What exactly is a slow consumer?

A slow consumer is a subscription that is unable to handle the throughput of messages being sent to it by the server. Slow consumers are detected and handled to prevent any one subscriber slowing down the overall system, a kind of circuit breaker.

There are mechanisms built into client libraries to detect it early and try to recover as well as the server as a last resort if the client can’t address the issue. The server will simply drop the client connection. Of course thc client can reconnect, but this interruption may help recover from intermittent issues. Otherwise an operator can observe this issue and address.

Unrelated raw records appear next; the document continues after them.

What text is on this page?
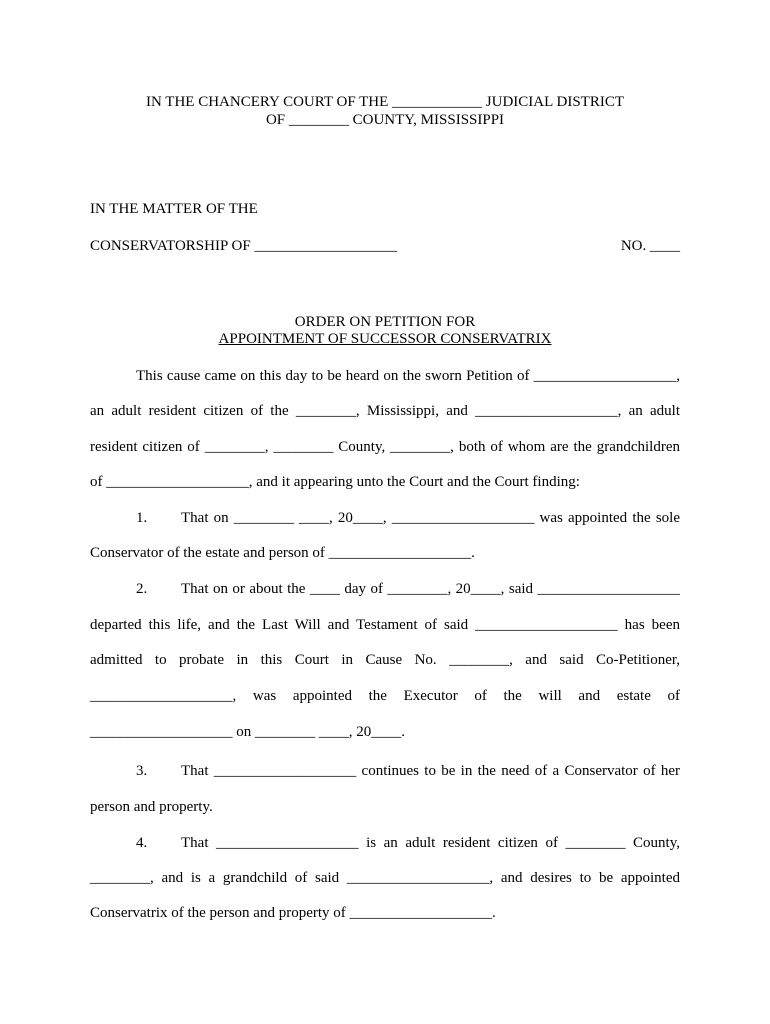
IN THE CHANCERY COURT OF THE ____________ JUDICIAL DISTRICT
OF ________ COUNTY, MISSISSIPPI
IN THE MATTER OF THE
CONSERVATORSHIP OF ___________________	NO. ____
ORDER ON PETITION FOR
APPOINTMENT OF SUCCESSOR CONSERVATRIX
This cause came on this day to be heard on the sworn Petition of ___________________,
an adult resident citizen of the ________, Mississippi, and ___________________, an adult
resident citizen of ________, ________ County, ________, both of whom are the grandchildren
of ___________________, and it appearing unto the Court and the Court finding:
1. That on ________ ____, 20____, ___________________ was appointed the sole
Conservator of the estate and person of ___________________.
2. That on or about the ____ day of ________, 20____, said ___________________
departed this life, and the Last Will and Testament of said ___________________ has been
admitted to probate in this Court in Cause No. ________, and said Co-Petitioner,
___________________, was appointed the Executor of the will and estate of
___________________ on ________ ____, 20____.
3. That ___________________ continues to be in the need of a Conservator of her
person and property.
4. That ___________________ is an adult resident citizen of ________ County,
________, and is a grandchild of said ___________________, and desires to be appointed
Conservatrix of the person and property of ___________________.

One side note, this term predates JetStream and it does not apply to consumers themselves. Rather these apply to client-side subscriptions which may be subscribed to a standard subject or or bound to a JetStream consumer.

Here is an example of a core NATS subscription and where this error can be checked (other error handling elided for brevity).

sub, _ := nc.SubscribeSync("foo")

// The error returned could be nats.ErrSlowConsumer

msg, err := sub.NextMsg(time.Second)

if errors.Is(err, nats.ErrSlowConsumer) {

// Get the number of pending messages to report on what was dropped.

n, _, _ := sub.Pending()

fmt.Printf("slow consumer detected: dropped %d pending messages\n", n)

}

The default limits are quite high, but may vary from client to client since its an implementation detail. Per-subscription pending limits can be set using sub.SetPendingLimits(32_000, 16*1024*1024) where the first number is the number of messages and second is the number of total bytes. Use a value of -1 to remove the limit. Except for in unique cases, changing these limits are not needed or recommended.

For a ChanSubscribe, the pending limit is inherent in the buffer size of the channel you define.

ch := make(chan *nats.Msg, 100_000)

sub, _ := nc.SubscribeChan("foo", ch)

If the subscription is unable to send a message onto the channel, it will know the channel is filled and will report a slow consumer.

How does this apply to subscription bound to a JetStream consumer?

All of the logic is the same, however, by default, messages are expected to be ack’ed. If messages are dropped, these are not ack’ed and therefore the consumer will eventually resend this messages.

sub, _ := js.SubscribeSync("bar", nats.Bind("BAR", "c1"))

msg, err := sub.NextMsg(time.Second)

// Same logic applies except, on a successful handling of the message

// an msg.Ack() should be called.

The first (core NATS) example and the second (JetStream) example showcases the fundamental difference between at-most-once and at-least-once delivery.

Refer to the slow consumer documentation for more details and options in which you can prevent slow consumers from happening in the first place (such as using queue groups).

How can you update the replicas or location of a stream?

There may be cases where a stream starts out with one replica or in one location and there is a need to increase its durability/availability or move it.

Two new, experiemental features are the ability to change the number of replicas of a stream dynamically and similiarly change the placement of the replicas to a different set of servers.

Given a stream ORDERS with one replica, the NAT CLI can be used to increase the replica count to three in order to increase durability and availability.

nats stream edit --replicas 3 ORDERS

This will allocate replicas on available nodes in the cluster and the data will be replicated from the first replica (the leader). You can see the status of stream using nats stream report ORDERS (there is a replicas column). The time it takes to replicate depends on the size of the stream.

The second feature is changing the placement of the stream to a new set of nodes, whether it is in the same cluster or in a different cluster altogether. This requires each server to be configured with one or more tags, e.g.

# cluster 1 config.. where each node in the server could have

# a different az

server_tags: ["us-east", "az1"]

# cluster 2 config..

server_tags: ["us-west", "az1"]

If we have a stream in us-east, we could edit the stream and change the tag to us-west and it will move the stream across clusters.

nats stream edit --tag us-west

As noted above for changing the replica count, this may take some time as well as require a re-connect from clients since the leader is moving as well.